Yo tenía mis sospechas, y recuerdo que me sumergía en una ola de pensamientos cuando incrustaba mi mirada en su figura y en sus movimientos, desde cómo se levantaba de mi cama, hasta cómo veía deslizar su cabello por su desnuda espalda bailando por la casa hasta encontrar el «libro», el mismo libro de siempre con la misma rutina melódica que me envolvía todas las mañanas para perderle al cruzar el baño cerrando la puerta con una delicadeza genuina pero devoradora, como aquel que cierra la puerta de su alma para esconder su naturaleza.

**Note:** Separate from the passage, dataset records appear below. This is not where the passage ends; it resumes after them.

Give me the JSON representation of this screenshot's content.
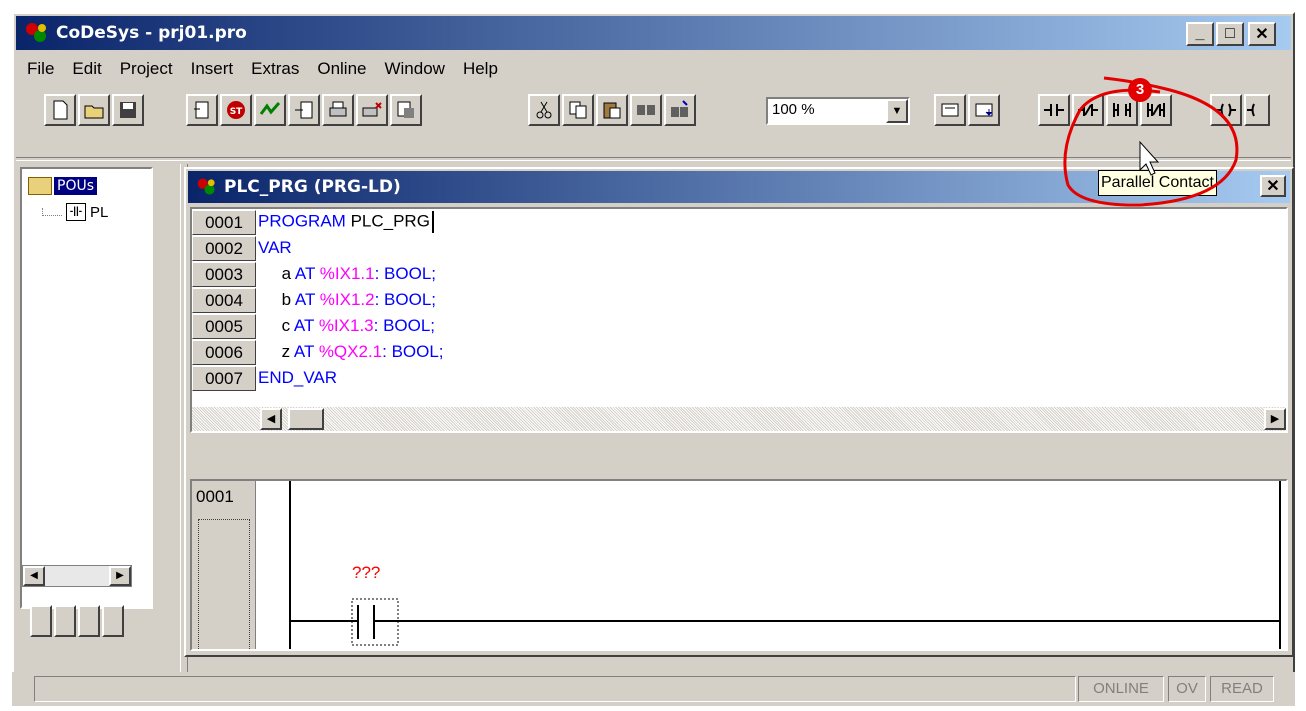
{
  "window": {
    "title": "CoDeSys - prj01.pro"
  },
  "menu": [
    "File",
    "Edit",
    "Project",
    "Insert",
    "Extras",
    "Online",
    "Window",
    "Help"
  ],
  "toolbar": {
    "zoom_value": "100 %",
    "contact_labels": [
      "-| |-",
      "-|/|-",
      "-||-",
      "-|/|-"
    ]
  },
  "tree": {
    "root_label": "POUs",
    "child_label": "PL"
  },
  "editor": {
    "title": "PLC_PRG (PRG-LD)",
    "lines": [
      {
        "num": "0001",
        "kw": "PROGRAM",
        "rest": " PLC_PRG"
      },
      {
        "num": "0002",
        "kw": "VAR",
        "rest": ""
      },
      {
        "num": "0003",
        "name": "a",
        "at": "AT",
        "addr": "%IX1.1",
        "type": ": BOOL;"
      },
      {
        "num": "0004",
        "name": "b",
        "at": "AT",
        "addr": "%IX1.2",
        "type": ": BOOL;"
      },
      {
        "num": "0005",
        "name": "c",
        "at": "AT",
        "addr": "%IX1.3",
        "type": ": BOOL;"
      },
      {
        "num": "0006",
        "name": "z",
        "at": "AT",
        "addr": "%QX2.1",
        "type": ": BOOL;"
      },
      {
        "num": "0007",
        "kw": "END_VAR",
        "rest": ""
      }
    ],
    "network_number": "0001",
    "contact_label": "???"
  },
  "tooltip": "Parallel Contact",
  "annotation_badge": "3",
  "status": {
    "online": "ONLINE",
    "ov": "OV",
    "read": "READ"
  },
  "colors": {
    "keyword": "#0000ff",
    "address": "#ff00ff",
    "annotation": "#e20000",
    "title_start": "#0a246a",
    "title_end": "#a6caf0"
  }
}
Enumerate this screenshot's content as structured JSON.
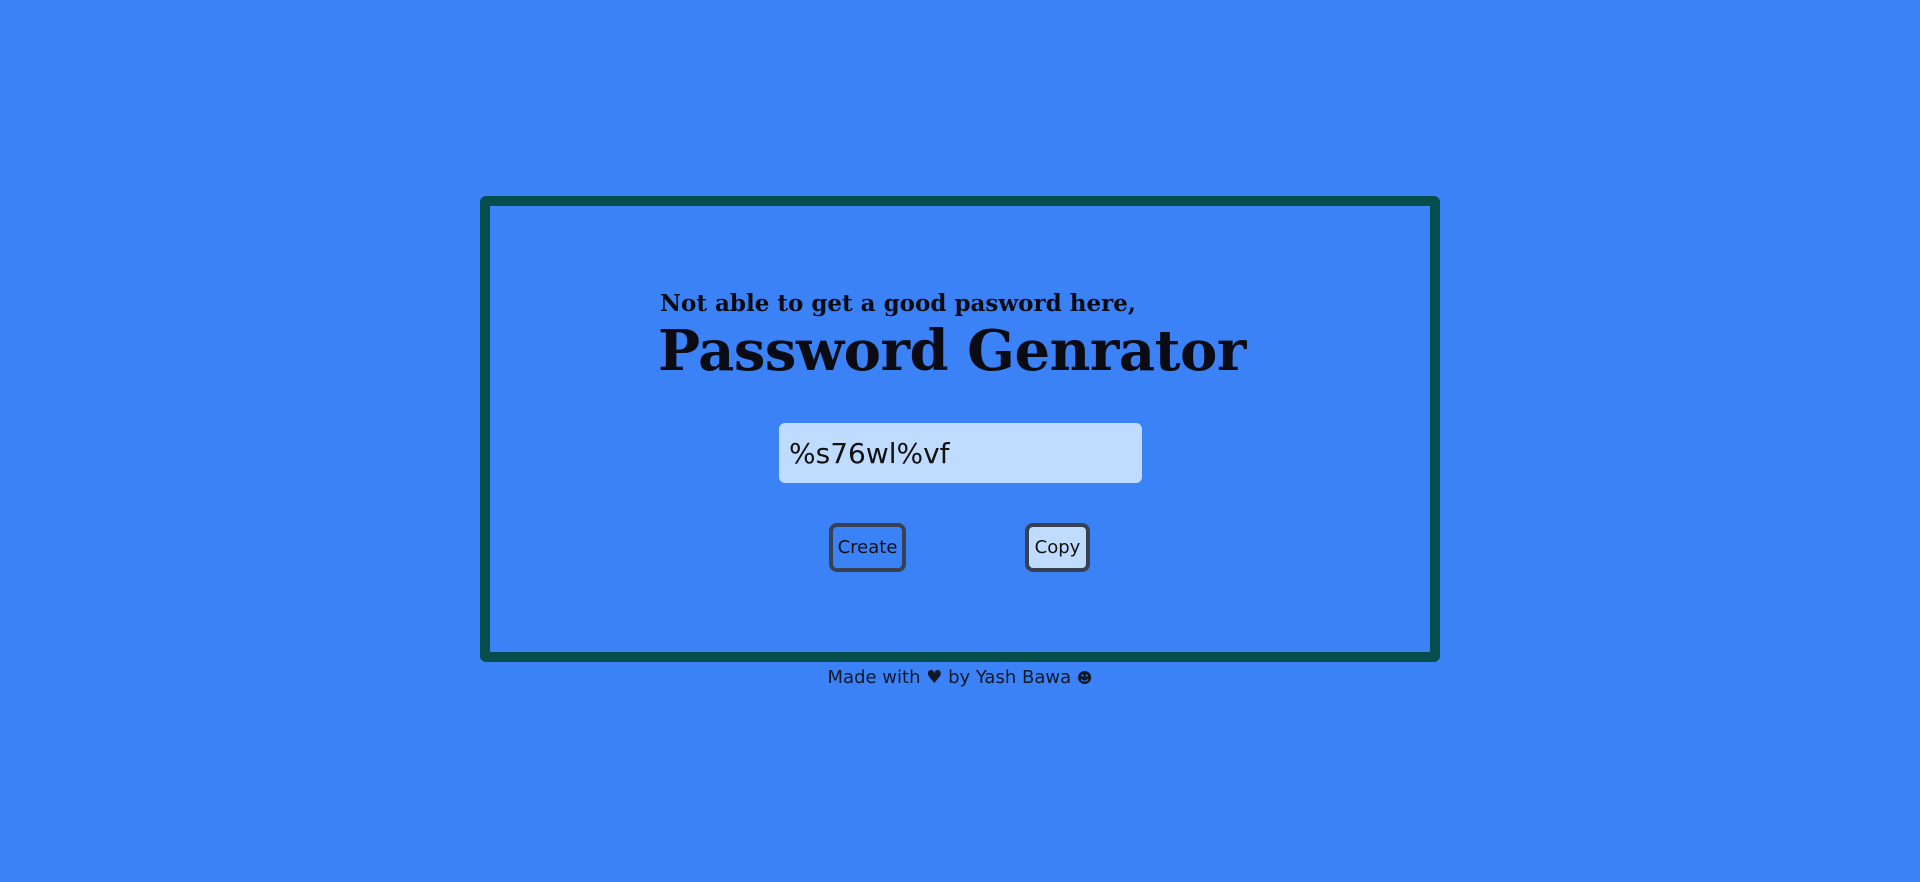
{
  "header": {
    "subtitle": "Not able to get a good pasword here,",
    "title": "Password Genrator"
  },
  "password": {
    "value": "%s76wl%vf"
  },
  "buttons": {
    "create_label": "Create",
    "copy_label": "Copy"
  },
  "footer": {
    "made_with": "Made with",
    "heart_icon": "♥",
    "by_text": "by Yash Bawa",
    "smiley_icon": "☻"
  },
  "colors": {
    "background": "#3b82f6",
    "card_border": "#064e4b",
    "input_background": "#bfdbfe",
    "button_border": "#374151"
  }
}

Claro que la pobre no imaginaba que yo era todo espectador de esa ausencia melancólica. Y allí, en aquel lugar de nuestra casa, quizás ella podía encontrar su pedacito de privacidad. Alejarse de mí, de mi presencia absorbente en su vida y de mi soledad avasalladora. Quizás ahí, encontraba su escondite con aquel libro que jamás leí probablemente para mantener intacto el misterio. Tal vez en ese escondite suyo, ella lograba encontrar una epifanía en su vida.